Coode, with three planes and joined by a fourth from another sub-flight, had dropped out of the cloud on the Bismarck’s port beam. Thirteen of the 15 torpedoes were fired at the enemy, but Goode ob­served no definite hits at this stage. Afterwards, Goode hung around in the low cloud and rain, but saw no other attacks and, assuming that they were the only planes to find  the target, he passed the signal to Tovey, “Estimate no hits.”

In fact, all the remaining Swordfish found the Bismarck. Re­turning to the Ark Royal, the pilots were debriefed, and as a result Cap­tain Maund reported to Tovey, “Estimate one hit amidships,” and a while later, “Possible second hit on starboard quarter.”

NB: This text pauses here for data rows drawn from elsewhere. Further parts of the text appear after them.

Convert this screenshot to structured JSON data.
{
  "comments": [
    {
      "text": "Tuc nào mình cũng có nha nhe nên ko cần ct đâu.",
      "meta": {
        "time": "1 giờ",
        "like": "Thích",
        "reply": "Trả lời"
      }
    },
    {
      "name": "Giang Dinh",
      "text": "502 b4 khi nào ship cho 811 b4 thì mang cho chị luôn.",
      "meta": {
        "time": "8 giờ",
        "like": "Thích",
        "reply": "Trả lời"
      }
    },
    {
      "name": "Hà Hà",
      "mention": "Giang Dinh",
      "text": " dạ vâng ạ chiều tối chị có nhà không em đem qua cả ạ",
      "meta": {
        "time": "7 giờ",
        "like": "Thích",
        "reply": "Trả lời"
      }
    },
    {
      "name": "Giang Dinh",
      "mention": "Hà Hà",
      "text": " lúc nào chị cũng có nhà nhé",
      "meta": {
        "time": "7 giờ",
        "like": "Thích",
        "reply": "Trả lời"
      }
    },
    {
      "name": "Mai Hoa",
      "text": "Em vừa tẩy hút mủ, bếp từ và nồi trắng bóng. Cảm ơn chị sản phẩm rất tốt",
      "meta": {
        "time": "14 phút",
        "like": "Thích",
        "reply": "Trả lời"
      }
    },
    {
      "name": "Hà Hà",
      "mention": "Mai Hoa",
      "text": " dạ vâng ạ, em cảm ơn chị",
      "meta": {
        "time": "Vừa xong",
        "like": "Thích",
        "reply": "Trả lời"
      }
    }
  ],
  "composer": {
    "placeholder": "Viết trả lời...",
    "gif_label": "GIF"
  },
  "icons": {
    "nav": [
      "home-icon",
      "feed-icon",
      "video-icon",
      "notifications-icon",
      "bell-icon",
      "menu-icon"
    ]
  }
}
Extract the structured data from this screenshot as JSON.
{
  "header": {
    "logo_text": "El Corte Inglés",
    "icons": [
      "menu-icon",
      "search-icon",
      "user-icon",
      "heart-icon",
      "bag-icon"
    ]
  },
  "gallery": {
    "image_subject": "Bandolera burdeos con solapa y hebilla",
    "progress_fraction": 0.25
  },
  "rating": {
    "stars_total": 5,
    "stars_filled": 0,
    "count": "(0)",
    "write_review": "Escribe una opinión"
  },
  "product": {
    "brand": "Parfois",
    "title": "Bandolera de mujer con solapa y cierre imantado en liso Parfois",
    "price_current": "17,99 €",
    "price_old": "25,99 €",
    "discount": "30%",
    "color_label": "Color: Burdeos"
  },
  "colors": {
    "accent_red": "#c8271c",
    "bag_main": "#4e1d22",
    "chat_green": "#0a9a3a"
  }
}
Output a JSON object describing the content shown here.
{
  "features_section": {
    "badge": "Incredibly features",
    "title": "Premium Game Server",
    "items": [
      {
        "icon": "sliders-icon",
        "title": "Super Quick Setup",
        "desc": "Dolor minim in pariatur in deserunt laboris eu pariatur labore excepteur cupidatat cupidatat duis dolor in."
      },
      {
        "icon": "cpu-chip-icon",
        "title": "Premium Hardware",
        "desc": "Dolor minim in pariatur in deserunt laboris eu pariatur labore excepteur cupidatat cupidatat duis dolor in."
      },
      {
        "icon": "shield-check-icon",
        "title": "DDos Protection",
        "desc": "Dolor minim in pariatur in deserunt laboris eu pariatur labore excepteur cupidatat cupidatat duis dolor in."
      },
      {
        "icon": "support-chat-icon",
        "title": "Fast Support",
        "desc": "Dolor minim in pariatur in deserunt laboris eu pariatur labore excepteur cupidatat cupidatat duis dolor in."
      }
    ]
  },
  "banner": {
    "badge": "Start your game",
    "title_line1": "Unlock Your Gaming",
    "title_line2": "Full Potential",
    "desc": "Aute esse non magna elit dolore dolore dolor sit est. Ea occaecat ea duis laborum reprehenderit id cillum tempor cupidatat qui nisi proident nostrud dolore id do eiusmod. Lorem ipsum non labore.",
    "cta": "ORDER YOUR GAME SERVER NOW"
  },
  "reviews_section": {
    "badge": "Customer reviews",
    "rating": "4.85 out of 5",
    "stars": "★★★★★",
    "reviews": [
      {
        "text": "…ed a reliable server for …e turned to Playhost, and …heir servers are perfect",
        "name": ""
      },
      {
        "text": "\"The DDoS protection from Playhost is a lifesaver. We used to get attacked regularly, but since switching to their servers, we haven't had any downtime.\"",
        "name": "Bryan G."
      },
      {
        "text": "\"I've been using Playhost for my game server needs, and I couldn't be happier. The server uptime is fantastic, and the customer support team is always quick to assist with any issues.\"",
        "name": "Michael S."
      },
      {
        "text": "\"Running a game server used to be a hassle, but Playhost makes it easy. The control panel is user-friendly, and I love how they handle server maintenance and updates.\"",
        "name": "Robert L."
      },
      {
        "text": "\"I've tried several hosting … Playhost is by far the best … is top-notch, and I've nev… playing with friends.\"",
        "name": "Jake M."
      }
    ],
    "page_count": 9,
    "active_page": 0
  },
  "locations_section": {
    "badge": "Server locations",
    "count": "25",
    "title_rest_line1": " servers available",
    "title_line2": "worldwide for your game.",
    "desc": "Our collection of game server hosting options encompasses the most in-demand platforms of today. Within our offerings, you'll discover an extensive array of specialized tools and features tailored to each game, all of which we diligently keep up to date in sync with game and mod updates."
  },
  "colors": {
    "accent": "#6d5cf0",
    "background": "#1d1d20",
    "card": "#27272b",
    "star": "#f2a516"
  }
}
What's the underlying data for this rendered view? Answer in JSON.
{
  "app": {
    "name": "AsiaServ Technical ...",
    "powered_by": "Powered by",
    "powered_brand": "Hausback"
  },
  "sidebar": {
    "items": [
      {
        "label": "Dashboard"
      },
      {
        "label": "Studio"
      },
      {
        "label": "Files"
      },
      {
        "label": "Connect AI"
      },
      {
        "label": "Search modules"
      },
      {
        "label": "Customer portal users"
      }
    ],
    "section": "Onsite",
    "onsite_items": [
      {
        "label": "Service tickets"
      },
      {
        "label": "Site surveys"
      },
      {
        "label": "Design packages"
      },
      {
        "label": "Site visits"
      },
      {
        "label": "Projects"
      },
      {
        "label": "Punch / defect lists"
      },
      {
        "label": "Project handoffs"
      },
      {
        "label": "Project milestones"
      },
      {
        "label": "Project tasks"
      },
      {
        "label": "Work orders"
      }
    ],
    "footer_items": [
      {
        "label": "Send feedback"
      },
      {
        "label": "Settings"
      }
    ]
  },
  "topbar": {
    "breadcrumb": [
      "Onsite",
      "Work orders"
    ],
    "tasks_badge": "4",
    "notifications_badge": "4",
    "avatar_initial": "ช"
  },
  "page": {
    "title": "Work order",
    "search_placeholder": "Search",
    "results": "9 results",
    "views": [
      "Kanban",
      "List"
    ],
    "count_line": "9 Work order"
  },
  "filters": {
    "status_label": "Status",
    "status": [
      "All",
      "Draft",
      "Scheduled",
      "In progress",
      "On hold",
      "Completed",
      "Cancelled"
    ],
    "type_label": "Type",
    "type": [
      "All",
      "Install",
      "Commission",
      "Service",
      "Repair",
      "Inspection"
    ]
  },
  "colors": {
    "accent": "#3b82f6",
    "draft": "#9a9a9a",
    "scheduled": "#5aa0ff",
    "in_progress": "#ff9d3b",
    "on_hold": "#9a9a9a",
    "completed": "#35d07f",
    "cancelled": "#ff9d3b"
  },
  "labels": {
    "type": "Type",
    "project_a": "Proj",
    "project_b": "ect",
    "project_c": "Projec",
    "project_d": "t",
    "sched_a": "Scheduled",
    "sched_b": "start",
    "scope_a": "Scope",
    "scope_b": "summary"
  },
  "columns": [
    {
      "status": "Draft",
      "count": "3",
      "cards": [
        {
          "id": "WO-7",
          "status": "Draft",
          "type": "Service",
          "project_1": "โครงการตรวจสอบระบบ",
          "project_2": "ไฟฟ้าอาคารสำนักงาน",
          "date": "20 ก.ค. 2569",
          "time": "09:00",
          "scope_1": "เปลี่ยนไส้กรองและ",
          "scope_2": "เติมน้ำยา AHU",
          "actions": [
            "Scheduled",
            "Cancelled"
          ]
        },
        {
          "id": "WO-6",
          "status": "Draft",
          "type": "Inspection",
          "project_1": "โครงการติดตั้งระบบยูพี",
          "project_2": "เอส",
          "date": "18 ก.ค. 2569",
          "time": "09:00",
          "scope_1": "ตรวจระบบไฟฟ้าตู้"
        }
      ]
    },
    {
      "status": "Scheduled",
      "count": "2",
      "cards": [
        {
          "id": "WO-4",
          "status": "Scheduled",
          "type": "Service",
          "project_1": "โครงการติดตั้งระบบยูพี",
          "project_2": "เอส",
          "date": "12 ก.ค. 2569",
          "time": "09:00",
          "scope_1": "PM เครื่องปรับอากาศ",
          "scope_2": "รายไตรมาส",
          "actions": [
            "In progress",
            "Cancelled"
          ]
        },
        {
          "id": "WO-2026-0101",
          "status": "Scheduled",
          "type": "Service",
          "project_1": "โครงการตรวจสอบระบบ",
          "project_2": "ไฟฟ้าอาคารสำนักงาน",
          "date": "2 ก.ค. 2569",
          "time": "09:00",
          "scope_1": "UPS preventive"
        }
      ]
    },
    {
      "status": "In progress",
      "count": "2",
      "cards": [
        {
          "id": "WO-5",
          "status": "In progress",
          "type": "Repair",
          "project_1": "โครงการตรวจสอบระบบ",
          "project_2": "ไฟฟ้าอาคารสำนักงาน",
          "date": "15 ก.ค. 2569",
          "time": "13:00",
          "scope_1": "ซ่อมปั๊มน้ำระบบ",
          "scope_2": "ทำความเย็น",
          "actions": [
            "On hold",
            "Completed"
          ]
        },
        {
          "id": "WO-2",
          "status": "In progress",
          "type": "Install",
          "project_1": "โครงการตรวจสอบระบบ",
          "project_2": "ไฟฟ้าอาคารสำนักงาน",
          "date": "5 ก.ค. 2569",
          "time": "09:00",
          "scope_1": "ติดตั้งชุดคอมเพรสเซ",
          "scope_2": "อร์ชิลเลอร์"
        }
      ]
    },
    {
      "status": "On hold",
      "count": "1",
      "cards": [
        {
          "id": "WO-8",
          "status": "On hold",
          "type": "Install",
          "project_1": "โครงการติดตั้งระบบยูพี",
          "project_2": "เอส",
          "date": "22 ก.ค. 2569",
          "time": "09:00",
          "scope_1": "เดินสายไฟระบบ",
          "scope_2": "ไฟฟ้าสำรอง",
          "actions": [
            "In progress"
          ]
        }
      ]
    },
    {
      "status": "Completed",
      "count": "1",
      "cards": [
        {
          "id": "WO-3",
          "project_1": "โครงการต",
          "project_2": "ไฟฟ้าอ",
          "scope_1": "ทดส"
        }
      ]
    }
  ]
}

It was a correct estimation. The hit amidships exploded against the armour belt, did no damage. But the hit on the starboard quarter was another matter.

Leading Seaman Herzog, a load­er on the Bismarck’s starboard side aft, saw two planes coming towards him, wheels almost touching the wavetops, flying so low that at full depression his 37-mm flak gun could no longer bear. There was an explosion, and Herzog was thrown against other members of the crew. Down in the engine-room, Lieuten­ant-Commander Gerhard Junack saw the deck plates rise and fall “at least three feet.”

The ship was turning to port at high speed when the hit came. On the bridge Lindemann ordered the wheel to be centred. She refused to answer to it, went on swinging to port. The torpedo had struck right aft, at least 20 feet down, breached the steering-gear compartments and flooded them. The three pro­pellers were unharmed, but the rudders were jammed at 15 degrees port. Ordinary Seaman Herbert Blum, on damage-control duty, remembered the time in the Bal­tic when they had practised their response to damage in the steering-gear compartment, and his lieuten­ant saying, “The chances of such a hit are 100,000 tot against.”

The first thing to do was try to free the rudders. The ship was put at slow speed into the wind, and below, the hatch leading to the steering compartments was opened. At once the water came surging and gushing into the passageway. Quickly the hatch was secured and battened down; no diver could pos­sibly get down there, let alone move about and work.